8.The pay-offs for the St Petersburg Game are:

A.You get \$$2^N$ if the coin lands “tails” on the first toss
B.You get \$$2^N$ if the coin lands “heads” on the last toss
C.You get \$$1/2^N$ if the coin lands “heads” on the $N$th toss
D.You get \$$1/2^N$ if the coin lands “tails” on the $N$th toss
E.You get \$$2^N$ if the coin lands “heads” on the $N$th toss
F.None of the above

9.The expected utility of the St Petersburg Game:

A.Is infinite, and Pascal used this to argue that you should be believe in God
B.Is a large finite number that we cannot name
C.Is negatively infinite
D.None of the above

10.A mixed strategy is:

A.Any strategy that involves mixing some liquids together
B.Any strategy that leads to a utility mixture of different kinds of infinity
C.Is a strategy of randomly choosing a decision matrix
D.Is a strategy of randomly choosing from a set of basic actions
E.None of the above

11.Pascal's Wager is invalid because:

A.It assumes that anyone should assign some positive probability to God's existence
B.It assumes decision theory
C.It's conclusion is something that no-one should believe
D.It is morally bankrupt
E.There are other choices that minimise expected utility besides believing in God
F.None of the above

And, what are your answers? Or do you want us to do the test for you?

1. The answer is D. Pascal's Wager is an argument for why you should believe in God.

To understand Pascal's Wager, you need to know that Blaise Pascal was a mathematician, physicist, and philosopher in the 17th century. He put forward an argument that deals with the question of whether or not it is rational to believe in God.

2. The answer is C. Pascal was a mathematician.
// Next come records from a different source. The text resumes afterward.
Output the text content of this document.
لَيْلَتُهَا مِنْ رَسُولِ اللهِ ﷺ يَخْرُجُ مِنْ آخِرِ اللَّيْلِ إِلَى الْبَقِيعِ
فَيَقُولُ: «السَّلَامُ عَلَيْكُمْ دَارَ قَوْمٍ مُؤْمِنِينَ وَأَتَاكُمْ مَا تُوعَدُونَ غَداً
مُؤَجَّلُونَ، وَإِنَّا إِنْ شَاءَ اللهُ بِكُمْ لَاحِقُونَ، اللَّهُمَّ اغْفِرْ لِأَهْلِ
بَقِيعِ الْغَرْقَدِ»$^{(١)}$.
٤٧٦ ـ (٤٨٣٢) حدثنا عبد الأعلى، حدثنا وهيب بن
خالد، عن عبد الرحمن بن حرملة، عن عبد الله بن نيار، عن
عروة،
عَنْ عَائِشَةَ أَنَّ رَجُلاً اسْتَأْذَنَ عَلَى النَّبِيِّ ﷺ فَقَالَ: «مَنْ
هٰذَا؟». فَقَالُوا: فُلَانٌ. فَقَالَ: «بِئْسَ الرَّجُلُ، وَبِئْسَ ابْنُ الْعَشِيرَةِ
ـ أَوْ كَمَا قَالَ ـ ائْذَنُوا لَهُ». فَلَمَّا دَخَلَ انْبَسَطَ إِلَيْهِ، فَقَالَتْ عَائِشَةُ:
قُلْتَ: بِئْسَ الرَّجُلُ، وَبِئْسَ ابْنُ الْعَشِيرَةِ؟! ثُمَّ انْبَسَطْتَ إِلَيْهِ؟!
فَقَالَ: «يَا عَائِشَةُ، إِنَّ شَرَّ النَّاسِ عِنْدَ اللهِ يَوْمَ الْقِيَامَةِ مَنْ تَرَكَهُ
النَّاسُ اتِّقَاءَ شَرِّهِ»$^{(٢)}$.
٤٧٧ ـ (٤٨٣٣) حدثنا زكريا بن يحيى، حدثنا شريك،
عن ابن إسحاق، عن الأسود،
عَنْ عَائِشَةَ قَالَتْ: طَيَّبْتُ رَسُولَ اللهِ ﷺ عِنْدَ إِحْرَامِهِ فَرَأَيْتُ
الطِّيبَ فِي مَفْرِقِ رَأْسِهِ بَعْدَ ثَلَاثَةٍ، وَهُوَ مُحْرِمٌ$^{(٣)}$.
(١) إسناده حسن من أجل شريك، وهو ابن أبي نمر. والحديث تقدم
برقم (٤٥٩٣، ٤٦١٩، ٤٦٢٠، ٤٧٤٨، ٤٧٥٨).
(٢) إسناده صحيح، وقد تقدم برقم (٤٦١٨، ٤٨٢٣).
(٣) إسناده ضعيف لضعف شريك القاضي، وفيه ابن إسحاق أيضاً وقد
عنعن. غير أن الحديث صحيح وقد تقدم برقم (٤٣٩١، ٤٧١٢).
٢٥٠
Now, let's move to the specifics of Pascal's argument.

3. The answer is D. According to Pascal, you should assign some number strictly between 0 and 1 as probability to the existence of God.

Pascal argued that the existence of God is not a matter of certainty, but it is also not a matter of complete uncertainty. Therefore, you should assign some non-zero probability to the existence of God.

4. The answer is C. According to Pascal, if you believe in God and he exists, you will gain infinite utility.

Pascal reasoned that the potential reward for believing in God and living a life devoted to him is eternal happiness in heaven, which he considered to be of infinite utility.

5. The answer is C. According to Pascal, infinity multiplied by any finite number is a larger infinity.

This idea is important in Pascal's argument because the potential utility of infinite happiness in heaven outweighs any finite sacrifices or discomforts in this life.

6. The answer is C. To maximize expected utility is to choose the action that results in the greatest utility, no matter how the world turns out.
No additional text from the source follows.